Günter Grass is a familiar name for those who have an interest in the arts as he is Germany’s oldest living writer. But he is not only a writer who won the Nobel Prize in 1999 in Literature – he is also a novelist, playwright, sculptor, poet and graphic artist.
His first novel was The Tin Drum, penned in 1959 and formed the first part of the Danzig Trilogy that included Cat and Mouse and Dog Years. Almost 20 years later, the book was adapted into a film that won many awards including the Palme D’Or and the Oscar for the Best Foreign Language Film. The trilogy was set against the Nazi culture that existed at that time and the rich historical background that was also part of Germany. His other books include Letters on the Border, Local Anaesthetic, The Meeting at Telgte, The Flounder and Catwalk. He also wrote many short stories, poems and other works, often reflecting his political sensibilities. His poems were compiled in books like Die Vorzüge der Windhühner, Gleisdreieck, Ausgefrag and Letzte Tänze among others. In 2012, his controversial poem, What Must Be Said, about the nuclear crisis in the Middle East caused him to be banned in Israel because of his stand on the nuclear weapons issue.

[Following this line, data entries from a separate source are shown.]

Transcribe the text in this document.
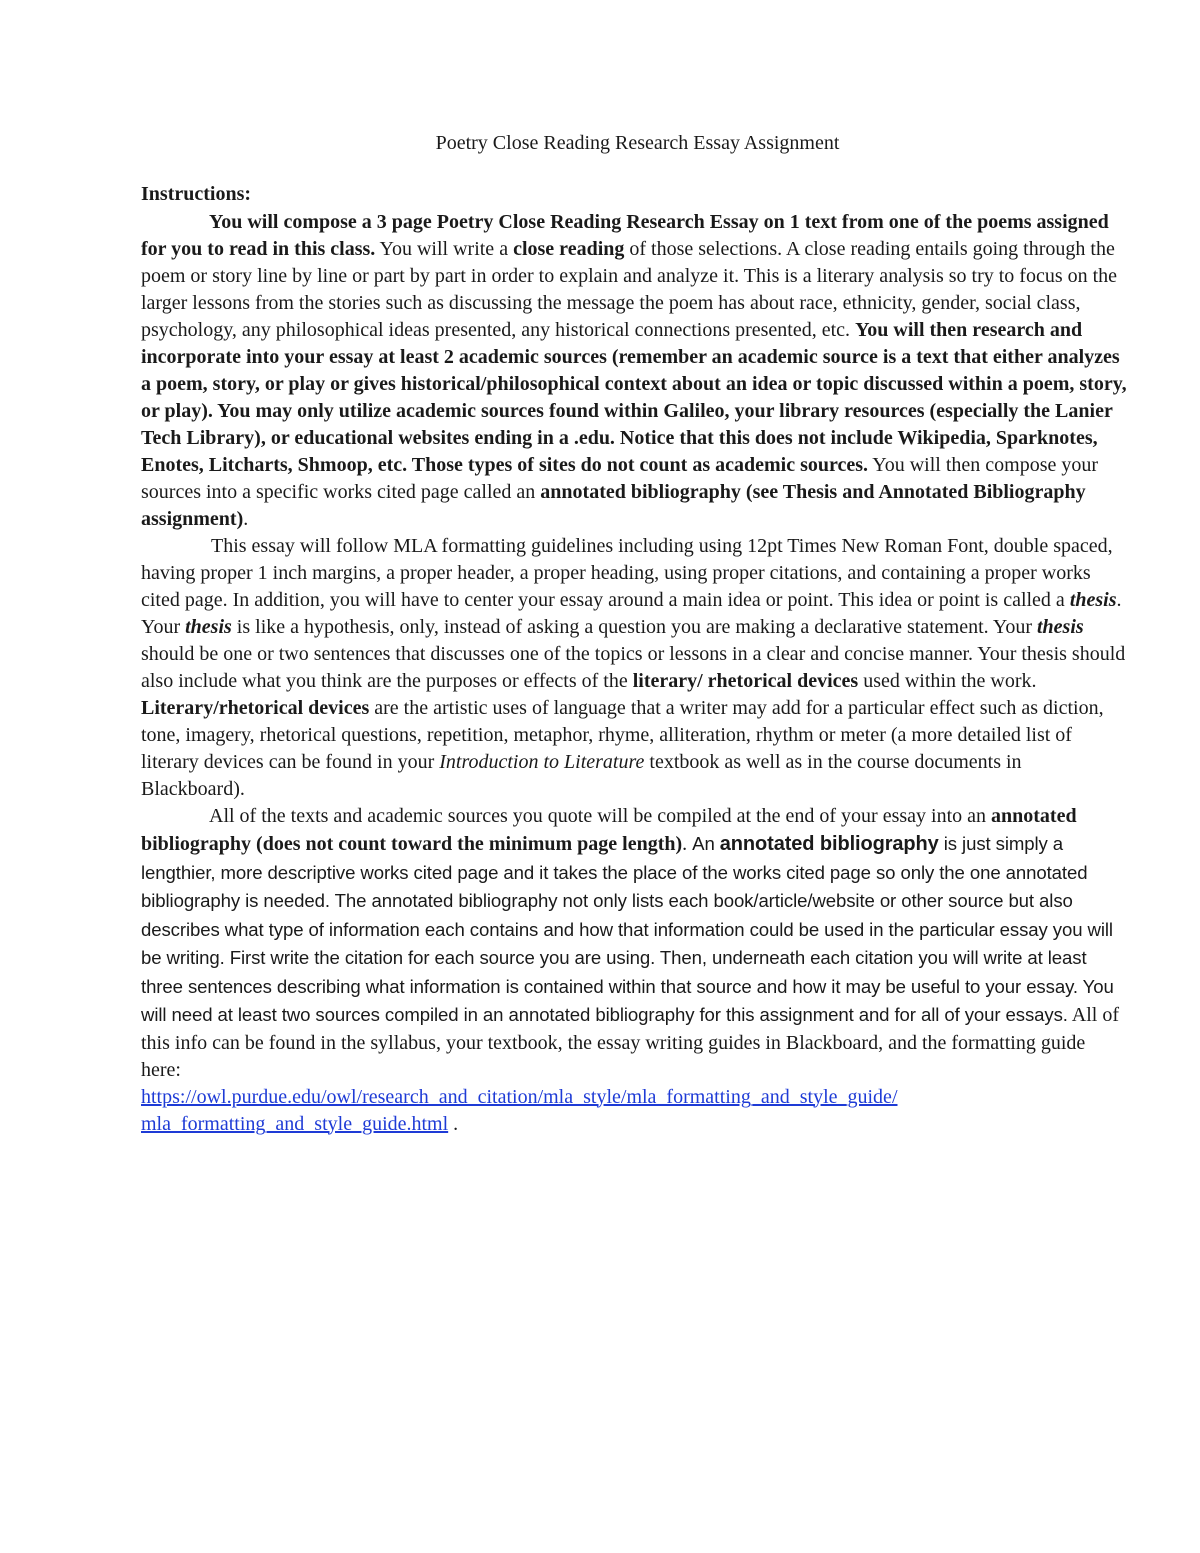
Poetry Close Reading Research Essay Assignment

Instructions:

You will compose a 3 page Poetry Close Reading Research Essay on 1 text from one of the poems assigned for you to read in this class. You will write a close reading of those selections. A close reading entails going through the poem or story line by line or part by part in order to explain and analyze it. This is a literary analysis so try to focus on the larger lessons from the stories such as discussing the message the poem has about race, ethnicity, gender, social class, psychology, any philosophical ideas presented, any historical connections presented, etc. You will then research and incorporate into your essay at least 2 academic sources (remember an academic source is a text that either analyzes a poem, story, or play or gives historical/philosophical context about an idea or topic discussed within a poem, story, or play). You may only utilize academic sources found within Galileo, your library resources (especially the Lanier Tech Library), or educational websites ending in a .edu. Notice that this does not include Wikipedia, Sparknotes, Enotes, Litcharts, Shmoop, etc. Those types of sites do not count as academic sources. You will then compose your sources into a specific works cited page called an annotated bibliography (see Thesis and Annotated Bibliography assignment).

This essay will follow MLA formatting guidelines including using 12pt Times New Roman Font, double spaced, having proper 1 inch margins, a proper header, a proper heading, using proper citations, and containing a proper works cited page. In addition, you will have to center your essay around a main idea or point. This idea or point is called a thesis. Your thesis is like a hypothesis, only, instead of asking a question you are making a declarative statement. Your thesis should be one or two sentences that discusses one of the topics or lessons in a clear and concise manner. Your thesis should also include what you think are the purposes or effects of the literary/ rhetorical devices used within the work. Literary/rhetorical devices are the artistic uses of language that a writer may add for a particular effect such as diction, tone, imagery, rhetorical questions, repetition, metaphor, rhyme, alliteration, rhythm or meter (a more detailed list of literary devices can be found in your Introduction to Literature textbook as well as in the course documents in Blackboard).

All of the texts and academic sources you quote will be compiled at the end of your essay into an annotated bibliography (does not count toward the minimum page length). An annotated bibliography is just simply a lengthier, more descriptive works cited page and it takes the place of the works cited page so only the one annotated bibliography is needed. The annotated bibliography not only lists each book/article/website or other source but also describes what type of information each contains and how that information could be used in the particular essay you will be writing. First write the citation for each source you are using. Then, underneath each citation you will write at least three sentences describing what information is contained within that source and how it may be useful to your essay. You will need at least two sources compiled in an annotated bibliography for this assignment and for all of your essays. All of this info can be found in the syllabus, your textbook, the essay writing guides in Blackboard, and the formatting guide here:
https://owl.purdue.edu/owl/research_and_citation/mla_style/mla_formatting_and_style_guide/
mla_formatting_and_style_guide.html .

As with all artists, Günter Grass’s works have been influenced by his life. Born in Poland in 1927, he went to Germany in 1945 as a refugee. Before that he was part of the Waffen-SS in Poland and took part in combat operations. He was sent to an American prisoner of war camp after being captured in Marienbad. It was then that he went to Germany.
He supports the Social Democratic Party of Germany and has always been in favour of Democratic reforms and critical of the Left Wing. In fact political activism has been his hallmark and is evident in all the work that he does. His latest book, From Germany to Germany, is a compilation of his diary writings from 1989 after the Berlin Wall fell till elections in the unified country.